Only 99 cents to go
Recognizing the writing on the wall is a gift. Particularly when it involves investments. So I applauded Coventree (COF:TSX) yesterday for cutting expenses in the face of a very uncertain business environment. Although they put 25 people out on the streets as they cut their workforce by 30%, including the entire Denver office, the board seems to be on the job. Why a Canadian asset backed issuer ever had an office in Denver is an altogether fair question for you to ask, but it matters not now.
The dream is in tatters. Funding long term obligations with short term paper can have that impact.
For weeks I’ve been amazed that the stock has held in as well as it has (see prior posts “DBRS puts the bullet in Coventree“, September 13-07 and “More Coventree details“, August 15-07). Even after the credit world started to go into convulsions, and the money market buyers went on strike, Coventree’s shares were trading north of $4. Yesterday they finally fell below a buck, to 99 cents.
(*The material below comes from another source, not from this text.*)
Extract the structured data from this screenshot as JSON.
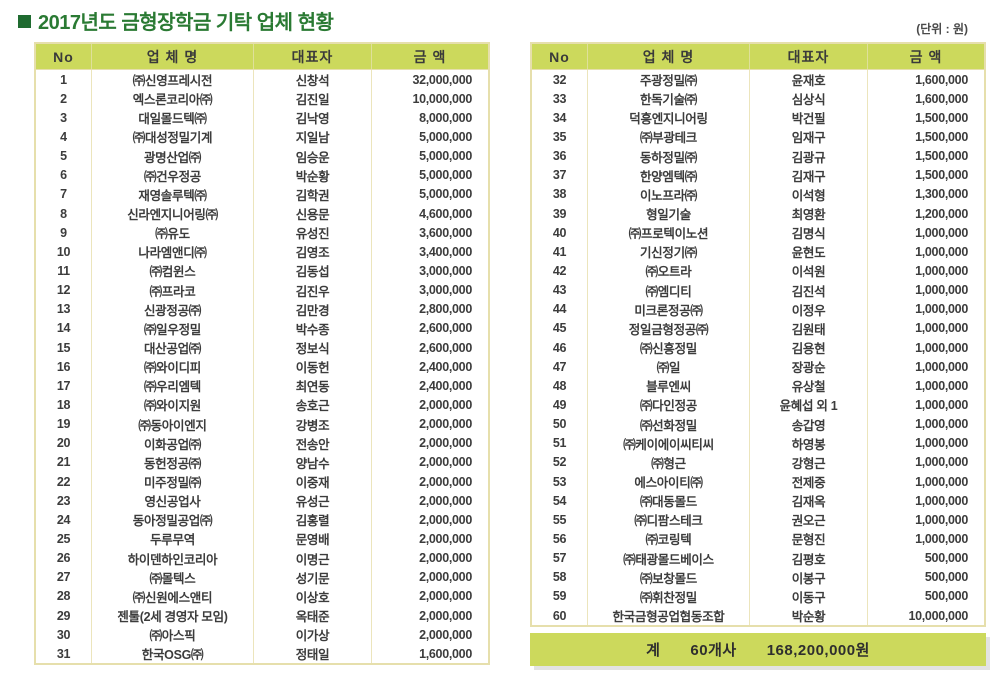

And the fallout in the leasing world, for example, is reverberating across the country. Funding sources for the small and mid size ticket leases (under $2 million) are drying up. Major global institutions are exiting the Canadian leasing market, and there don’t appear to be too many firms around to pick up the billions of annual business they were carrying.
The lessons for firms in the domestic specialty finance business are pretty clear:
1. Own your own funding source. Whether it be publicly-traded share capital (such as Quest Capital {QC:TSX}) or long term commitments from some of Canada’s largest institutions (8 years in our case), specialty finance firms need to be structured to succeed. Raising overnight and 30 day paper to finance 48 month leases is, well, umm, insane.
2. See above.
And for companies borrowing from firms in the specialty finance arena, ask your prospective partner shere their capital comes from before you do a deal. If they mumble something about a using multiples of leverage from a standby facility with a foreign bank or hedge fund, you’ve got to recognize that any structure that relies on an ultimate capital provider that you can’t meet face-to-face can suffer the same consequences as Coventree.
Xceed’s (XMC:TSX; year high $7.99, year low $2.54) mortgage clients thought they were borrowing from Xceed. They were, but only in part. It turned out they relied on Coventree. And Coventree relied on the overnight money market universe. Whoops.
If a firm as knowledgeable in lending as General Electric can change their strategy and dump a US$4.5 billion subprime division, every provider in the 2nd hand leverage finance business will be circumspect these days about the risk/reward profile of their own lines of business.